During his short life, Thomas wrote a huge number of words about nature and about walking, particularly in the south of England; he found “deepest ease and joy out of doors”. He was also a keen singer, preferring "Somer is icumen in to Beethoven”, having grown up hearing the Welsh songs of his mother and aunt. His writing is full of references to the sounds around him and it's been estimated that up to a third of his poems are influenced by song or music; some contain direct quotes from songs; some share the form and rhythm of a specific song; others reference heard instruments and melodies.
This moving piece, part song cycle, part sound installation, part reading, is being extended for performances in 2018 to commemorate the end of the first world war. Despite being killed in action, Thomas writes not of life in the trenches but rather the landscape of home left behind and, as a pioneering environmentalist, his work strives to "show us our position, responsibilities and debts among the other inhabitants of the earth". A sentiment as relevant today as it's ever been.
Composition, sound design, voice, double bass - Rebecca Askew
Tenor saxophone - Lisa Guile
Trombone - Donald Manson
Cornet, electronics - Al Strachan
Often I had gone this way before:
But now it seemed I never could be
And never had been anywhere else;
'Twas home; one nationality
We had, I and the birds that sang,
They welcomed me.

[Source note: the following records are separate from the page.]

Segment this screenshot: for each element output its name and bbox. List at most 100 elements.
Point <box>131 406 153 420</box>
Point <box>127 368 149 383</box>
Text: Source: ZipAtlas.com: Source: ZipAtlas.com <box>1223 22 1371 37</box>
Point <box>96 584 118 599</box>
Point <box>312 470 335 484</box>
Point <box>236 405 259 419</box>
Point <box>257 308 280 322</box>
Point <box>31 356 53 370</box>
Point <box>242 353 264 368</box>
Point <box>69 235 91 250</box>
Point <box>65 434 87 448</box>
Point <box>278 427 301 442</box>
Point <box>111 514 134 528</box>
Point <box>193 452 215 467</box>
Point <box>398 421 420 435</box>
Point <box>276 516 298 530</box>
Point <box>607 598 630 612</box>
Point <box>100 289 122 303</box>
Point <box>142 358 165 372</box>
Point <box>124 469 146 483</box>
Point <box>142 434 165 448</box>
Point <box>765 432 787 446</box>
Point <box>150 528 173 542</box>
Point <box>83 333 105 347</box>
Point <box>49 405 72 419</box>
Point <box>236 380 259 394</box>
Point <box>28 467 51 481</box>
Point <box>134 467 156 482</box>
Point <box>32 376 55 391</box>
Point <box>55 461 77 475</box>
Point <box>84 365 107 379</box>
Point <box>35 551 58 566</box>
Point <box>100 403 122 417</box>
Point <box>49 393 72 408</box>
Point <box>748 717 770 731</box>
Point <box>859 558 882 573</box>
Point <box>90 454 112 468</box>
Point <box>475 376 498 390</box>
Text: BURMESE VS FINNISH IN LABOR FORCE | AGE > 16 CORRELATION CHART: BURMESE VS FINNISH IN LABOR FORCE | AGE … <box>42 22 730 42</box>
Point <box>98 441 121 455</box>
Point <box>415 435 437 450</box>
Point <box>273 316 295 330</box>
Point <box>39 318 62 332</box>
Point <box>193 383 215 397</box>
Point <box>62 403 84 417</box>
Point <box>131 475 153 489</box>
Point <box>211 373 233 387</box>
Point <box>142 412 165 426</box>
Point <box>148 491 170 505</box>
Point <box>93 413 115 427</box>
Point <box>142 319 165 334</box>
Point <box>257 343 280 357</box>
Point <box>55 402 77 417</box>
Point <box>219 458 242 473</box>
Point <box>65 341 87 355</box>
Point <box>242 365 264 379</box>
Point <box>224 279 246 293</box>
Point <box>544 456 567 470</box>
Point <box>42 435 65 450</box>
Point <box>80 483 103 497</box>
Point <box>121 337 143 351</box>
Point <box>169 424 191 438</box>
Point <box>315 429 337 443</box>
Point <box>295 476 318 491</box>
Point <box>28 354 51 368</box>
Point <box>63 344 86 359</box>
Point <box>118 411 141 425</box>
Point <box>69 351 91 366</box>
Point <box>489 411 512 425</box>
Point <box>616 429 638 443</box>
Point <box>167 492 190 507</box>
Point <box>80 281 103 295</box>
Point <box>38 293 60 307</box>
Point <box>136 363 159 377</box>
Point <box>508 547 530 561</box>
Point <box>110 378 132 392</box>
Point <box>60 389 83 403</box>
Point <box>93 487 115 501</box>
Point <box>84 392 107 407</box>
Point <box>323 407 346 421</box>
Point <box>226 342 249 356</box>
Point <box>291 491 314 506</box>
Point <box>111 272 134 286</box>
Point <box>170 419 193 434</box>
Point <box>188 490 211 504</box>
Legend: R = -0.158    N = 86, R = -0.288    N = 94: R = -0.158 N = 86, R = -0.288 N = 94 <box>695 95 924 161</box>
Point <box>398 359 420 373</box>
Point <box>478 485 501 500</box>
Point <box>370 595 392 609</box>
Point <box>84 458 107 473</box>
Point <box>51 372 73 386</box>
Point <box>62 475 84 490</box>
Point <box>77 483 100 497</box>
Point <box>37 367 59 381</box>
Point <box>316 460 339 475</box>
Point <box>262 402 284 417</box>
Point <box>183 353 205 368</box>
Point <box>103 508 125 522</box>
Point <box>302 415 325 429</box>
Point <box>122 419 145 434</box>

I had come back
That eve somehow from somewhere far:
The April mist, the chill, the calm,
Meant the same thing familiar
And pleasant to us, and strange too,
Yet with no bar.
The thrush on the oaktop in the lane
Sang his last song, or last but one;
And as he ended, on the elm
Another had but just begun
His last; they knew no more than I
The day was done.
Then past his dark white cottage front
A labourer went along, his tread
Slow, half with weariness, half with ease;
And, through the silence, from his shed
The sound of sawing rounded all
That silence said.
"So evocative....you sit absolutely entranced, you could feel the audience...."
"Absolutely stunning! Very well thought through, I could visualise it, I could see it as a film"
"I thought it was brilliant! I thought some of the connections between the music and the words were beautiful"
"The sound effects are great!"
Suddenly the silence of the chalky lane is riven and changed into a song.….. it is the nightingale’s ….Beautiful as the notes are for their quality and order, it is their inhumanity that gives them their utmost fascination, the mysterious sense which they bear to us that earth is something more than a human estate, that there are things not human yet of great honour and power in the world. The very first rush and the following wail empty the brain of what is merely human and leave only what is related to the height and depth of the whole world. Here for this hour we are remote from the parochialism of humanity. The bird has admitted a larger air. We breathe deeply of it and are made citizens of eternity.